Avoir 20 ans en Europe n'est pas simple. En Espagne, il y a peu d'emplois, souvent précaires, et le taux de chômage chez les 18-25 ans est de 37%. Dans un tel contexte, les jeunes ne peuvent pas prendre leur indépendance, ce qui inquiète les autorités. Le taux de natalité a chuté, la moyenne d'âge du premier mariage est de 37 ans et le pays devrait perdre un million d'habitants d'ici 10 ans à cause de la faible natalité et de l'émigration des jeunes diplômés vers d'autres pays en meilleure santé.

Les contrats temporaires, c’est très durs !Eugenioà franceinfo

Sur le téléphone d'Eugenio, il y a une application pour postuler à des offres d’emplois. Diplômé d’une licence de graphisme, il "envoie parfois 20 CV en une journée" et il ne reçoit "que des refus". Le jeune homme réside à Viladecans, dans la banlieue de Barcelone. Pour rallier son travail, il lui faut 40 minutes et emprunter un train, un bus puis traverser le centre-ville à pied. Une situation qui impact la qualité de sa candidature : "Quand tu ne vis pas à Barcelone, ce n'est pas facile de trouver du travail, car ils ont peur que tu arrives en retard." Les recruteurs "exigent beaucoup. Alors imagine dans mon secteur, c’est très compliqué !"
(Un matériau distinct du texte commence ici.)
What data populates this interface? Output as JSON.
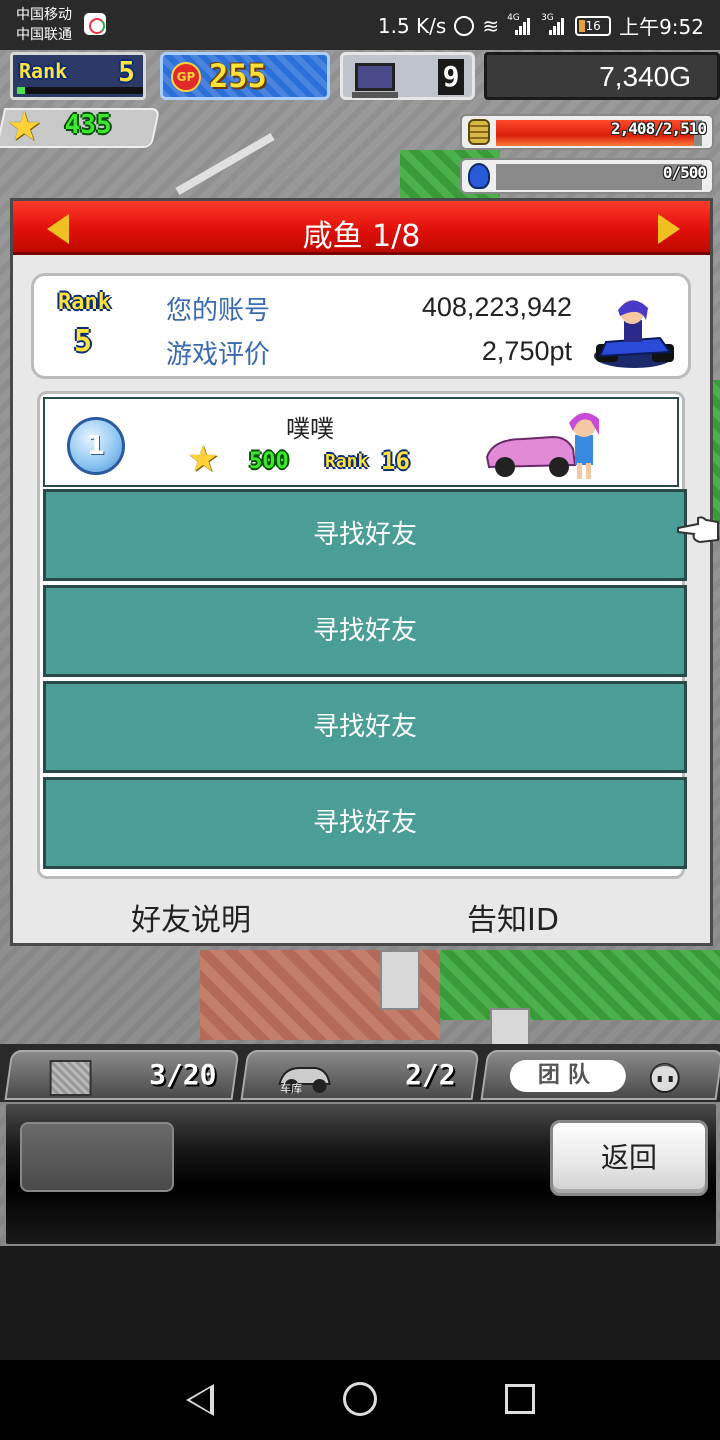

Eugenio vit au 4e étage, dans un petit trois pièces qu’il occupe avec Rosario, sa mère âgée de 53 ans. "Quand il me dit tiens maman j’ai du boulot. Ah ! Mon dieu, mon fils, il faut que ça dure des mois, 6-7 mois", s'exclame cette femme de ménage qui explique que son fils "souffre de ne pas être indépendant". Eugenio embraye : "Pour mon intimité, je suis déjà âgé. Je suis le premier à vouloir être indépendant." En attendant, il télécharge des cours gratuits d’anglais sur internet. Avec un ami, ils ont pour projet d’aller tenter leur chance en Angleterre.